Once we have some pressurized space, the plan outlined by Zubrin calls for geodesic domes made from materials like Plexiglas and Kevlar to increase the amount of living space in our permanent home on Mars. There is still a debate on what the best type of dome would be; suffice it to say the math outlined in the book points to the conclusion that a very feasible amount of safe living space could be sent from earth with relative simplicity.

The book goes into making plastics, glass, ceramics, getting water, building green houses, farming crops, manufacturing steel, refining silicon, using solar, geothermal, and wind power to augment and replace the nuclear reactors that powered the beginnings of the program, and eventually grow a small base into a colony for humankind. I hope you use this post as impetus to go out and read this adventure-inspiring book.



-friendly blog master.

References:

-Zubrin, Robert-The Free Press-The Case for Mars: The Plan to settle the Red Planet and why we must; 1996
-Wikipedia
-http://www.redplanethost.com/images/bak/Red%20Planet.jpg
-http://www.eyalyurconi.com/yurconi/wp-content/uploads/2006/10/the-case-for-mars.jpg
-http://www.geocities.com/marsterraforming/miss_seq.jpg

Mars Direct-A Cost Effective Proposal, by Brandon Cratty

My job for the project was to research how such a large intergovernmental project would be financed. Since the end of the Second World War, there have been numerous proposals for manned missions to Mars, each with widely varying concepts and budget proposals. One such mission, named Mars Direct, is a cost effective proposal put forth by Robert Zubrin and David Baker in their series of conferences at the University of Boulder Colorado. Since NASA has taken Mars Direct into consideration as a possible mission model, I thought I would talk briefly about a predecessor proposal named SEI and its failings and lead that into the Mars Direct Mission and how it offers a cheaper, safer, and quicker alternative to some of the 100 billion dollar Mars Orbiting missions proposed by NASA.

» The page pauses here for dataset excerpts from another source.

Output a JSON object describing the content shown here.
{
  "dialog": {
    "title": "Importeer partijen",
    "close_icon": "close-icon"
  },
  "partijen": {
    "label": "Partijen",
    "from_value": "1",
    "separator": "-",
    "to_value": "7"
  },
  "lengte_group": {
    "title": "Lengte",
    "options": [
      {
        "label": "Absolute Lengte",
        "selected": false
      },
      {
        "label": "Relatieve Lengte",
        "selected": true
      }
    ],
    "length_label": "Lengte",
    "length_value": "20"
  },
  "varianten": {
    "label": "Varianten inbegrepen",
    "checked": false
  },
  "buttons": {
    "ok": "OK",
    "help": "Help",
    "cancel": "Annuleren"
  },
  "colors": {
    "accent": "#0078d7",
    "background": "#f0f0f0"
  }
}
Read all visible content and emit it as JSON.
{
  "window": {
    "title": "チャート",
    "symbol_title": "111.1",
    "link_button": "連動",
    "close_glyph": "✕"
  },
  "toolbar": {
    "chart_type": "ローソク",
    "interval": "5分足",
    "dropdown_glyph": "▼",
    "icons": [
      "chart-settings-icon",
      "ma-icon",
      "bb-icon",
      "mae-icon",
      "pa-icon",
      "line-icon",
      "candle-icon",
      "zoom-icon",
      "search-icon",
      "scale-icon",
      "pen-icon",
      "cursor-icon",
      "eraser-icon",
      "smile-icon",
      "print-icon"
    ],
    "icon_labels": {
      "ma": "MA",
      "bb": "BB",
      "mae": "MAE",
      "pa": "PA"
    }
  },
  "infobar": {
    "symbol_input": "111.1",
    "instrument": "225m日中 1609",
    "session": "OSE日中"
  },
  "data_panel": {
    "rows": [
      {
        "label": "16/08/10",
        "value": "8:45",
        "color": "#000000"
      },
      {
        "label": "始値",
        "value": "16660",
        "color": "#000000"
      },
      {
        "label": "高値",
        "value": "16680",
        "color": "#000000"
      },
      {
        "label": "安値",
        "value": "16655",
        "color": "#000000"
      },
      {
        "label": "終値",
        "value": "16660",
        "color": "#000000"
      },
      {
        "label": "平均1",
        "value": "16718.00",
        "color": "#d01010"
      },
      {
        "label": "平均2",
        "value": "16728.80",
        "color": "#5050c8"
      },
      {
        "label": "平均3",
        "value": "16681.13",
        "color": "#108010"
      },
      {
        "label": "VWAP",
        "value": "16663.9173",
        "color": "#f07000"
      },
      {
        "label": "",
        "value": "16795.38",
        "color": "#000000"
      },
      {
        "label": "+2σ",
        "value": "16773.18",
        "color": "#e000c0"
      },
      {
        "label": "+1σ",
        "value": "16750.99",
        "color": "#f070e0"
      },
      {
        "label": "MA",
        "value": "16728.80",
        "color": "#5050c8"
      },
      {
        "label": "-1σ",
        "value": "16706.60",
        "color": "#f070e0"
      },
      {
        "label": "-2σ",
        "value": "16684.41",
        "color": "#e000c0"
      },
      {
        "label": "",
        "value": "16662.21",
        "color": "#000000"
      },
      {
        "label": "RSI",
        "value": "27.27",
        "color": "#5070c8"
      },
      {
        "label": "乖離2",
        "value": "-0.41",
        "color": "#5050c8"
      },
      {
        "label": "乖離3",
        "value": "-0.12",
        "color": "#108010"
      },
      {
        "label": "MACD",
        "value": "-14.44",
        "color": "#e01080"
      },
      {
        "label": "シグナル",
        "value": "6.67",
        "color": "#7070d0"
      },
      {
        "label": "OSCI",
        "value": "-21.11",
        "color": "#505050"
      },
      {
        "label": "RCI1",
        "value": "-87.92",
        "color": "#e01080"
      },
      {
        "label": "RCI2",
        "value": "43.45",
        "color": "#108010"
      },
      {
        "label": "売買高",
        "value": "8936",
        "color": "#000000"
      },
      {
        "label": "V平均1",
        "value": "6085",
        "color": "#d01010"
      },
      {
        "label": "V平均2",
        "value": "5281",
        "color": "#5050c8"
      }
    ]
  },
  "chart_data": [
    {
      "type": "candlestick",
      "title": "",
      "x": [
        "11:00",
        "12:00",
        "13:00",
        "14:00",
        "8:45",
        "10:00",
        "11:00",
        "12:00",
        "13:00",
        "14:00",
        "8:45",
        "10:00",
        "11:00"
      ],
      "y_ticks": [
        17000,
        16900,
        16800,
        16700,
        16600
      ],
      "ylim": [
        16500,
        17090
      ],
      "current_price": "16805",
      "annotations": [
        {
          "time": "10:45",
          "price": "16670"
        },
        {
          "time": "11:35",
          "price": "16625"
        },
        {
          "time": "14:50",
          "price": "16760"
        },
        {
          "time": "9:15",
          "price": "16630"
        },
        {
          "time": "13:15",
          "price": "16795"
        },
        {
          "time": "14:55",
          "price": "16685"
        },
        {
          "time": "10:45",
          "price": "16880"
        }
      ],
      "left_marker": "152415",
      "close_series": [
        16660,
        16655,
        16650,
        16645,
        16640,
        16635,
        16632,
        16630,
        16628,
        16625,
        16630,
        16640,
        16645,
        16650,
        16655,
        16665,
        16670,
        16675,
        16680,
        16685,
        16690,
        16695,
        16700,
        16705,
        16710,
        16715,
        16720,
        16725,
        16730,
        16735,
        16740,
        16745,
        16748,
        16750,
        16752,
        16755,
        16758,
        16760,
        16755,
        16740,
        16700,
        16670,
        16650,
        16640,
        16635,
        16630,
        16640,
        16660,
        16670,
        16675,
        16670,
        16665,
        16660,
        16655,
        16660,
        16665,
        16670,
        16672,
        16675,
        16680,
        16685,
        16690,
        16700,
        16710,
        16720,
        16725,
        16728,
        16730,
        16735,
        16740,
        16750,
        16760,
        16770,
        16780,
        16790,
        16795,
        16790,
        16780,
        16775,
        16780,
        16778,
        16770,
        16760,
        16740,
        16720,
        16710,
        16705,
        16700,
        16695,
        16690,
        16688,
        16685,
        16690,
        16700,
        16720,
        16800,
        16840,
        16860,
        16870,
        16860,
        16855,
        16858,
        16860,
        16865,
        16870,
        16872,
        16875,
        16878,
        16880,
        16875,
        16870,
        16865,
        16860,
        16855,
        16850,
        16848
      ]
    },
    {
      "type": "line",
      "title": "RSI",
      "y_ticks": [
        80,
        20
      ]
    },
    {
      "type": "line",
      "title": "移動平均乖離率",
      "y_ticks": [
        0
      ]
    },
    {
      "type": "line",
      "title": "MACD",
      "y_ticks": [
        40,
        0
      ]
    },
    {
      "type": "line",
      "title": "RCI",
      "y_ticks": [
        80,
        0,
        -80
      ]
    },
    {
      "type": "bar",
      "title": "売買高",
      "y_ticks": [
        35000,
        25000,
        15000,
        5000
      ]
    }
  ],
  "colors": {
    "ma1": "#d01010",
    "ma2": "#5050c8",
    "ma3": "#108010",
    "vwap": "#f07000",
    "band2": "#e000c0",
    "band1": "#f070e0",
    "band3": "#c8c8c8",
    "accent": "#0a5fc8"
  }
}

In July of 1989 then President George H.W Bush announced a prolonged plan deemed the Space Exploration Initiative. The project, which would have comprised of building Space Station Freedom, a Lunar Base, and sending a manned mission to Mars, would surely have been a monumental task. It would have required permanently manned space stations on both the moon and the Earth’s orbit, a complete revolution in the size, construction and function of spacecraft, and not to mention lots and lots of money.

Unfortunately, President Bush was at the time unaware of the cost estimates of such an endeavor before he announced SEI’s plans to the public. In August of 1990, after hearing NASA’s estimated 400 billion dollar price tag over three decades, Bush established a committee to encourage NASA to focus mainly on Earth Science. In 1996, SEI was scrapped altogether in the Clinton Administration’s National Space Policy and Space Exploration was officially removed from the National Agenda.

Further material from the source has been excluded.